Noticing patterns isn’t bad, but we shouldn’t make those patterns mandatory. In many “ex-gay” groups in the past, there was an assumption that all men had to like sports—that sports was an essential part of what it meant to be a man—so if you were a gay man and wanted to be more “masculine” (which supposedly got you closer to being straight), you needed to develop an interest in football. Essentially, the message was: Men like football. If you don’t like football, you’re not really a man.

But the truth is way more complex. Lots of men like football, but not every man does, and plenty of women do too. I’m not any less of a man just because I’d rather see a good movie than go to a football game. Everyone is different.

Men and women are different from each other in many ways. But no one of those ways is true all the time for everyone. It’s more complex than that.

Often, when LGBT activists say something like “the gender binary is a myth,” what others hear is something like, “There’s no real difference between men and women.” Well, that’s obviously not true. Anyone with common sense can look around and see lots of differences between men and women. Men have facial hair. Women have breasts. Men’s voices are deeper. Women’s hips are rounder. And so on.

These patterns are absolutely real. But they aren’t really absolute. Because none of these things applies to every man or every woman. A mastectomy is only one of several reasons a woman might not have noticeable breasts. There are men who don’t have facial hair, and women who do. The average man is taller than the average woman, but there are lots of tall women and short men.

Even the things we think of as most clearly delineating men and women aren’t always as clear cut as we imagine. Women generally have XX chromosomes and a vagina; men generally have XY chromosomes and a penis. But as any anatomy student can tell you, these two things don’t always match in this way, and some people’s genitals can’t be easily classified as either penis or vagina anyway. It’s complicated—and that’s before we even start talking about studies of the brain’s gender and what happens when it doesn’t match up with what we expect from the rest of the body.

Gender is more complicated than it seems at first glance. We can—and often do—create rules based on the patterns of the majority, but we need to remember that each of these rules has exceptions. And those “exceptions” are human beings.

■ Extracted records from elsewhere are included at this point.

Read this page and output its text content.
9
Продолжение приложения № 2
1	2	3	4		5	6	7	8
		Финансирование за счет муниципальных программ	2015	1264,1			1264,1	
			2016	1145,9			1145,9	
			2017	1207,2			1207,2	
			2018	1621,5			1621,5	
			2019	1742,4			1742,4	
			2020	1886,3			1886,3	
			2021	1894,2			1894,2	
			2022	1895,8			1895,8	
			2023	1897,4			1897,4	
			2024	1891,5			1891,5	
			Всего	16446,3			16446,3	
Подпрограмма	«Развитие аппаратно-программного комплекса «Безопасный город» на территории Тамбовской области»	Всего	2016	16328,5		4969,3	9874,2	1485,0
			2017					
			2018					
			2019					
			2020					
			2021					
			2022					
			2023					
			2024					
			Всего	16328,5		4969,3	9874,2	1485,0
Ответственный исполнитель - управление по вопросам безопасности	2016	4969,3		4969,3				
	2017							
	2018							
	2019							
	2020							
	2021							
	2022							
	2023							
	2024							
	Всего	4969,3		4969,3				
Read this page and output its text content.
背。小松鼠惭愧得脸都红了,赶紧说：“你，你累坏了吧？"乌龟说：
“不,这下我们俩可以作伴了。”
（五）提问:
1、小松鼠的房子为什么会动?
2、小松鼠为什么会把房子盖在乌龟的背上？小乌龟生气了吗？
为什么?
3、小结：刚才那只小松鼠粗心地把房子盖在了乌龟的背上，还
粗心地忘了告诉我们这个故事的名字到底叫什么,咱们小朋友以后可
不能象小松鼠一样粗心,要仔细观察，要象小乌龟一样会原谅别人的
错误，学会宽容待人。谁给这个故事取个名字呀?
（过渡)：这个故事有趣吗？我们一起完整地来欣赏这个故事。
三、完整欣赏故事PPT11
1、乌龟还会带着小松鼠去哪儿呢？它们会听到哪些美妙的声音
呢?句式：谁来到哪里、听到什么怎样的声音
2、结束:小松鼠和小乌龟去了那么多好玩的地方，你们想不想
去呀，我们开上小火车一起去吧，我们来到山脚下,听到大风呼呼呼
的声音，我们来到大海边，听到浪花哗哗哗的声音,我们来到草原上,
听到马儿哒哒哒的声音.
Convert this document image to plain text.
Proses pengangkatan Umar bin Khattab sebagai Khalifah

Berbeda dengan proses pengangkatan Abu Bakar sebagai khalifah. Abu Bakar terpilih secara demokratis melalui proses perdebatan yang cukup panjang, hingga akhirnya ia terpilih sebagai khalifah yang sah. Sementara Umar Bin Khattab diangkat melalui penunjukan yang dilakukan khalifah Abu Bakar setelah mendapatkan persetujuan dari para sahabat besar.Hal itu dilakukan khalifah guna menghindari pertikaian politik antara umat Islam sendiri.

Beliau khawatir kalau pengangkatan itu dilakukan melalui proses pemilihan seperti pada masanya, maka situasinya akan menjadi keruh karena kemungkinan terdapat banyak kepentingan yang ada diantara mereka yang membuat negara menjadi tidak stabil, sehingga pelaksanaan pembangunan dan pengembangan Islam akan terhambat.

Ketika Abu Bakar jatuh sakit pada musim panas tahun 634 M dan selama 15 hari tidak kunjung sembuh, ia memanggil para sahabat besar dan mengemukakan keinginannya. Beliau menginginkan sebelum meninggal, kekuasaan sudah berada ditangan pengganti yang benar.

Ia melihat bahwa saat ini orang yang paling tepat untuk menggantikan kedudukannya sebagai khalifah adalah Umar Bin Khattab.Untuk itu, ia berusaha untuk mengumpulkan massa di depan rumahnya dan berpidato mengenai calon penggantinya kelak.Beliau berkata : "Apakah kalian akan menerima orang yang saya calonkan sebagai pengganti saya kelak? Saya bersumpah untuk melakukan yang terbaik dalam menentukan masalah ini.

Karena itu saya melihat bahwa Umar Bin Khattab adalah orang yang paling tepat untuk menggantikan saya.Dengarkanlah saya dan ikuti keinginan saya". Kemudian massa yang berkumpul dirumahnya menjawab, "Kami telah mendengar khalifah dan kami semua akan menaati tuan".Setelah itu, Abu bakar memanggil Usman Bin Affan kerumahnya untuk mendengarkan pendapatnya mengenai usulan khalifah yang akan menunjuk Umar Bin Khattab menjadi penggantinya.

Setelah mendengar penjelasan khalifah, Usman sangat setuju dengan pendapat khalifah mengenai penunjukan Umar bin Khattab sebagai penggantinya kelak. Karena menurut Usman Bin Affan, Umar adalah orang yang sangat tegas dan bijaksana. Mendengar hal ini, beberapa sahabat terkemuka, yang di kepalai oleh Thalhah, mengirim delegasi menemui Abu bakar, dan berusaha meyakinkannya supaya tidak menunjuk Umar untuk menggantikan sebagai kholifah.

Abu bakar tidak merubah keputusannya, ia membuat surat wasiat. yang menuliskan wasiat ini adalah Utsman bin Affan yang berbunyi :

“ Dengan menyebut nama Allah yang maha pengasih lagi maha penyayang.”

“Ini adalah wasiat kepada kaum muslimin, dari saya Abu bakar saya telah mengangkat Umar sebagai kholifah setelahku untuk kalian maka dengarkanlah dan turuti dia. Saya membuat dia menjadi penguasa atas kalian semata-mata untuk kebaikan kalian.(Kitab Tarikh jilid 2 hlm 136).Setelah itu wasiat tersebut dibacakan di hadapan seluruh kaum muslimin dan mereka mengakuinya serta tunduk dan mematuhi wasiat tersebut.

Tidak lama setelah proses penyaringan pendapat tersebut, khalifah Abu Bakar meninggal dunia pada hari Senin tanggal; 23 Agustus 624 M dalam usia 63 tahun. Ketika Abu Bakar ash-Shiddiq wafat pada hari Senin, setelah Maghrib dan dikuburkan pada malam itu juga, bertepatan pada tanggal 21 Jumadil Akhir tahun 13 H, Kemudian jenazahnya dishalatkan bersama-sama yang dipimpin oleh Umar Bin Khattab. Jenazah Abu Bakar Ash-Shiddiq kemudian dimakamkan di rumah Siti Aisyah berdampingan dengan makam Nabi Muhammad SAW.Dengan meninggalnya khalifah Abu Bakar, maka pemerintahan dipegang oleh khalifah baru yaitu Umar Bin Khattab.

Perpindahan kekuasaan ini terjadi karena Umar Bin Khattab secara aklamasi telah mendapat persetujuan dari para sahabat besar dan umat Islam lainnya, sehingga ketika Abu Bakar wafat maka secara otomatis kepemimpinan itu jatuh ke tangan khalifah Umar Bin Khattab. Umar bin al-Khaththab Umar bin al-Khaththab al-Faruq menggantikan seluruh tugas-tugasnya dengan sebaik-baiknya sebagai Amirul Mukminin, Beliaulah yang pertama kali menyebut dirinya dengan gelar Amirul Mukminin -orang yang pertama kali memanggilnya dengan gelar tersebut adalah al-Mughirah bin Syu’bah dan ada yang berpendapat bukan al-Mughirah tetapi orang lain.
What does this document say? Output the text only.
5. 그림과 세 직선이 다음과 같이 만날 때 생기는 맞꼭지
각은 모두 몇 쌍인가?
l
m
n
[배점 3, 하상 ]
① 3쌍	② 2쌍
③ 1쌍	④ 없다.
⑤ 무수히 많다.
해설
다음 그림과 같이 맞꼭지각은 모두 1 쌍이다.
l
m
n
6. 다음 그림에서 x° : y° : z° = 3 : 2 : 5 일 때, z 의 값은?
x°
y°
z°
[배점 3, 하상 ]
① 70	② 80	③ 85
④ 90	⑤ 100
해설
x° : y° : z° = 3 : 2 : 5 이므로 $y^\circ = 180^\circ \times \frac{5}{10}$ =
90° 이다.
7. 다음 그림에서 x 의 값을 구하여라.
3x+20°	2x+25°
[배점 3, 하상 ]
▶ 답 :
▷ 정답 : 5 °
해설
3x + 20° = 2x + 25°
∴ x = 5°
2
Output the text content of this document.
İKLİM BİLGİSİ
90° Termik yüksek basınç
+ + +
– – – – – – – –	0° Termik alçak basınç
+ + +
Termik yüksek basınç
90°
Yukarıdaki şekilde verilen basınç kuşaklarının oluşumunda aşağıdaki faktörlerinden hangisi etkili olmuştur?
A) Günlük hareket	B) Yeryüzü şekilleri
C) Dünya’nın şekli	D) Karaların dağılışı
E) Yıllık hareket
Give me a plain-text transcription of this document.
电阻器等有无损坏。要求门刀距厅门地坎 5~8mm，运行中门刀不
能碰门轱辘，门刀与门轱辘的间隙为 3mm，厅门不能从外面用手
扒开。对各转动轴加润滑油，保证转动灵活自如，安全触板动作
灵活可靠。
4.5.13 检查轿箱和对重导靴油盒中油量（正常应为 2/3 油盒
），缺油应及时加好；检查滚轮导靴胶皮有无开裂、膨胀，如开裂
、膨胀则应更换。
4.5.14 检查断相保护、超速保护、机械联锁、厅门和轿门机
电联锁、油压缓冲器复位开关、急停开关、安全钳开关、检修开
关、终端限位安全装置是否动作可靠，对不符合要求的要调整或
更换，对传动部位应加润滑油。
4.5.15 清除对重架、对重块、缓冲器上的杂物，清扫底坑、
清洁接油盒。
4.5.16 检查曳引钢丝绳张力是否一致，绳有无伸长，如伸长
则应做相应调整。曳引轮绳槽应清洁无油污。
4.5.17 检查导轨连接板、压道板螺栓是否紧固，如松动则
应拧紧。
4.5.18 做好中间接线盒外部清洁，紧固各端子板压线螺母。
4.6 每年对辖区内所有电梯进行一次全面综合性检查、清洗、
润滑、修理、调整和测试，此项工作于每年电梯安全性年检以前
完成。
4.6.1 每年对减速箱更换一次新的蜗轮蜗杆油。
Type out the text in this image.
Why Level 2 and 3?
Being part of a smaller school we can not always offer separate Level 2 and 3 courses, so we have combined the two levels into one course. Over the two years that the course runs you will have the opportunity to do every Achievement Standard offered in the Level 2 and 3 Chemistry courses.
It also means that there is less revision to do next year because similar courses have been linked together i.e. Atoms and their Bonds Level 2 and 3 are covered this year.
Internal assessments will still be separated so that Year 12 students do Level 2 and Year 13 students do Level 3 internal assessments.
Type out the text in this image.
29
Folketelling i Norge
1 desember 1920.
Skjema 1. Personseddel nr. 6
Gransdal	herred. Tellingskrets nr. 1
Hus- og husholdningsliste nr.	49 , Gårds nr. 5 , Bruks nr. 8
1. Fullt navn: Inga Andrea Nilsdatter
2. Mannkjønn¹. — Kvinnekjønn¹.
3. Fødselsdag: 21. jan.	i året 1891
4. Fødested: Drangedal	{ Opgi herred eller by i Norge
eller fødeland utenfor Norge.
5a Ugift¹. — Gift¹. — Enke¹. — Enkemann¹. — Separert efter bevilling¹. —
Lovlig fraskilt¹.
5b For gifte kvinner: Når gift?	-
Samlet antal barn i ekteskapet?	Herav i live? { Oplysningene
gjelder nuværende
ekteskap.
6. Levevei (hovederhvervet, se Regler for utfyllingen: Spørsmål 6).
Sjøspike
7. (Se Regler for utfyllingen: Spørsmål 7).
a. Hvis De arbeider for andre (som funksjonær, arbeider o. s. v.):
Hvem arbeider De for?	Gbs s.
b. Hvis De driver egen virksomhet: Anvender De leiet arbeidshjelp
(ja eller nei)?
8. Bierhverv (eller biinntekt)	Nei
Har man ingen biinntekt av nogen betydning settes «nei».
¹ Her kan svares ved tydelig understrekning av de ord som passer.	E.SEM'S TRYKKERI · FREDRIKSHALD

Everyone deserves to be included in society. That doesn’t mean we ignore the differences between men and women where they exist. Those patterns of difference may not be absolute, but they are real, and that makes a real difference in our lives. The idea of simply “letting men into the women’s restroom” is a straw man; I don’t know of anyone asking for that.

But just as surely as those patterns matter, so do the lives of real people who don’t fit the usual patterns. So before we start making judgments about other people—or passing hasty legislation that bulldozes over people just because they don’t fit the pattern—we need to get to know them and understand them for who they are, not just as “exceptions to the rule” we can dismiss and ignore. Only then can we craft laws that protect everyone fairly, instead of sacrificing the minority to make things simple for the majority.

Because in God’s eyes, no one is an aberration.